In Excel, you can hold down the shift key while you click a toolbar button to get different functionality. The one I use most often is the Increase Decimal button. Shift-click that button to decrease the number of decimal places.
One that I didn’t know, until I read a post by Beth Melton, Office MVP, is that shift-clicking the underline button creates a double underline (font underline, not cell border). I probably haven’t used a double underline ten times in my life, but next time I need it, I will complete that operation faster than I ever have.
Which shift-click buttons do you use? Maybe there’s some more I haven’t discovered.

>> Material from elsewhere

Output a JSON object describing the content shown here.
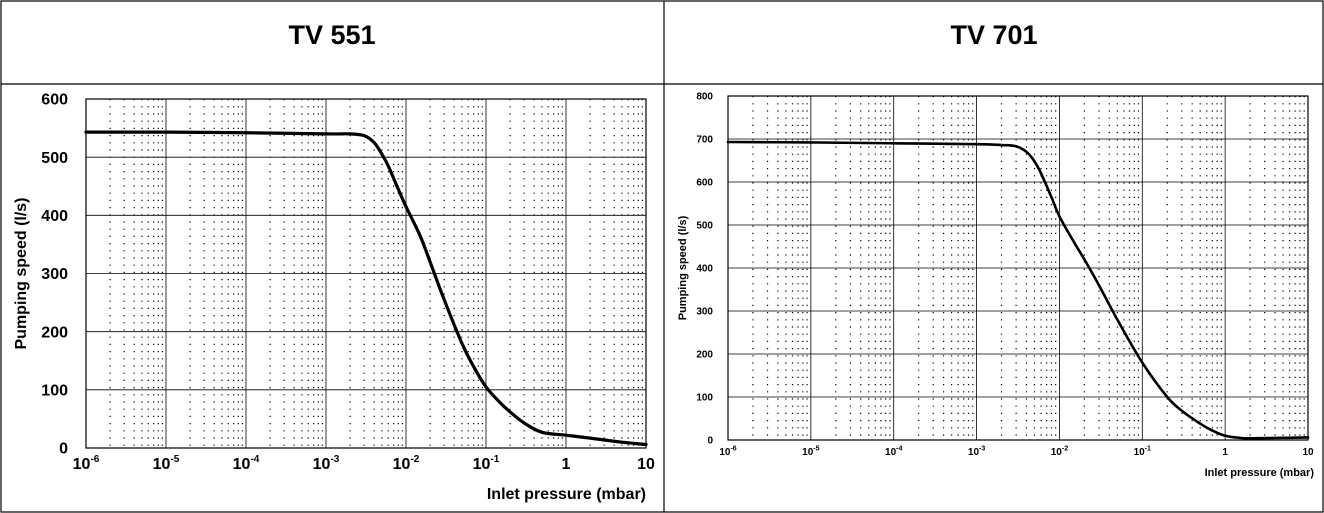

I highlight a graph or a region then hit Shift-Edit and then Copy Picture emerges as an option. I’m not sure if that’s any different than Alt-PrintScreen, but for some reason I prefer Shift-Edit.
Bruce –
It’s way better than Alt-PrintScreen. It copies whatever you’ve selected, not just the entire active window, and you have a choice to copy as a bitmap or a picture (metafile). If you copy a chart as a metafile and paste it into PowerPoint, you can scale it continuously without distortion.
– Jon
This is a great technique, which allows you to free up expensive toolbar real estate by only keeping half of a related pair of buttons.
Here are some pairs I know of (I’d like to say I remember to use them all the time!):
Increase Decimal – Shift Decrease Decimal
Sort Ascending – Shift Sort Descending
Rotate Text Up – Shift Rotate Text Down
Angle Counterclockwise – Shift Angle Clockwise
Paste Formatting – Shift Paste Values
Open – Shift Save
Page Preview – Shift Print (Print Out Now)
Align Left – Shift Align Right
Increase Indent – Shift Decrease Indent
– Jon
There already a double underline icon in Excel format
I’m days late here, but I just read this and discoverd that it works for the Delete/Insert Columns/Rows and Shift Cells Up/Down icons.
Yikes, more ways to do things! Not necessarily a good thing, if, like me your easily distracted from the serious work at hand.
Center Align – Merge and Center
Clear Contents – Clear Formatting
Trace Dependents – Remove Dependent Arrows
(Only works if active cell is a Precedent Cell)
Above is per Laura Stewart at: http://www.woodyswatch.com/office/archtemplate.asp?v4-n30
Why won’t my double underlines print out in Excel 2007. In print preview they are there. Sometimes when they print out it is a bold single line?
I am having the same problem as marie. I have looked everywhere to find the solution to this problem and have not found an answer. Can anyone help us?